By the way, I have a ton more examples in my own life of excessive American stuff then Mother-in-Law does. It is just that trying to explain this one has been the biggest laugh for us.

Moving on...

Yesterday, we figured out that Di*na likes to ride a bike. So I lent her mine to ride with Nan. Tiny bit of a battle about the helmet but she wore it. (New Horizon's rules say she must wear a helmet but I do wear a helmet myself as does Michael and Nan.)

I have wrote a lot about how just one member of our family is adjusting: the person visiting but haven't talked too much about everyone else.

Jo is Jo. She is our strong-willed and high-maintenance child. I can't tell if she is adjusting okay or just going through one of her phases. She isn't doing great at nap and bedtime. And by not doing great I mean screaming blood murder until she falls asleep on the floor. Awesome! She hasn't slept through the night since Di*na got here. We are attributing it to teeth. (But don't judge me if I tell you that I thought about seeing if we sent her back to Ukr*ine instead of the one that does sleep.
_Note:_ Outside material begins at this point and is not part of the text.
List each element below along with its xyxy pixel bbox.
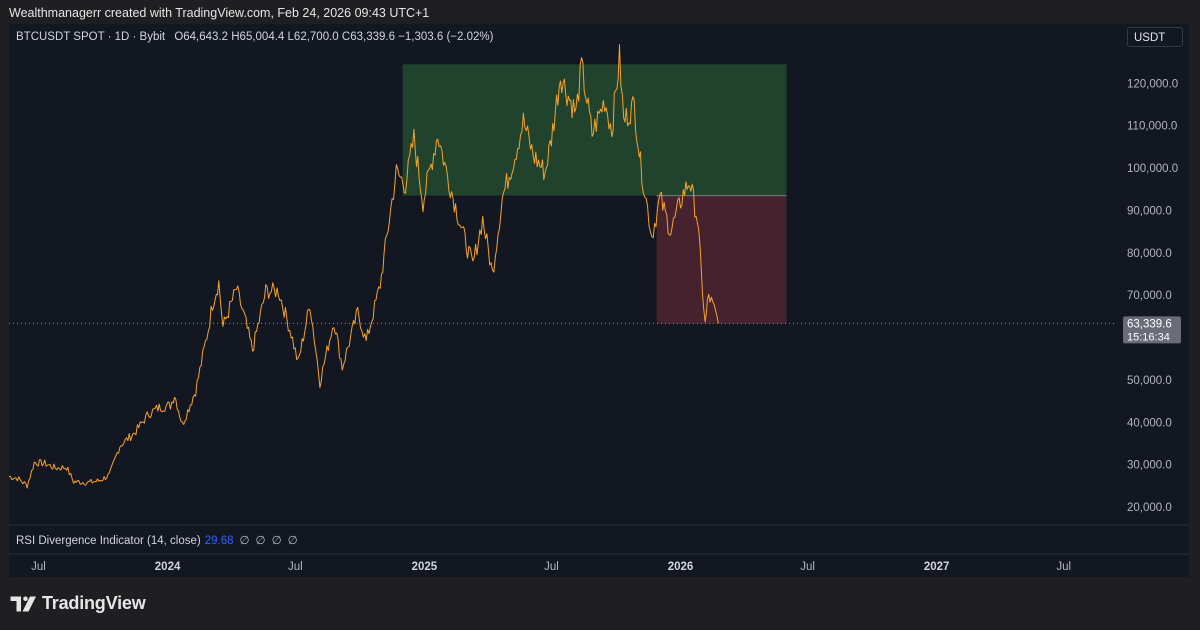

I promise that I only had this thought between 2-3am and by dawn it has -almost - dissipated.)

Nan is needing a bit more one-on-one attention. She doesn't appreciate having to go to bed earlier then Di*na. But that is the way it works. She is typical 8-years old: she totally understands that Jo must go to bed earlier then her but can't relate that logic to herself since she doesn't like it!

 I have been using that earlier time to lay next to her (on the top bunk - thank goodness I don't have to crawl up and down that thing on a regular basis!) and listen to her. You would think she would have nothing to say but complaints and thoughts about Di*na. You would think! But rather, she spent 40 minutes last night planning her Halloween costume and how she will fix her hair for it.

She spent 10 minutes discussing selling off her stuff in order to have Di*na live with us 'forever'.  (Reminding me that she didn't say the "A-word" -adoption.) She continued on with how she would split up her room when it came time to share. She is very concerned that Di*na is too big for a bunk bed. ("She probably will have her feet hang off!" umm, she is only 5 feet tall. She is okay. And what Nan doesn't know is that she usually shares a room with 11 other people....)

It is my thought that Nan is doing okay. I haven't planned what we are eating for lunch today and she knows how she is going to do her hair on October 31st!

Everything isn't perfect. Nan is quick to tears and hungers for quiet alone time. I believe this is not only because she is sharing everything in her life but also from lack of sleep. She has been waking up around 7am- a time she doesn't usually see!

Let me back up a tiny bit and touch on the A-word (adoption). This is a hosting program. There is a small possibility something like that could happen but we are forbidden to talk about it. If you have questions about this, let me know, just not in front of our kiddos. Part of letting Nan share is letting her share her thoughts even though we don't have any real answers for her.

I am going to end with this: Jo has a new 'thing' she see the camera and wants to smile...except her smile involves closing her eyes and making a weird squinty face. I snapped these while she helped herself to the sour cream bowl (her favorite!) after tacos the other day. (It was almost empty plus I told you before, "She isn't the first!"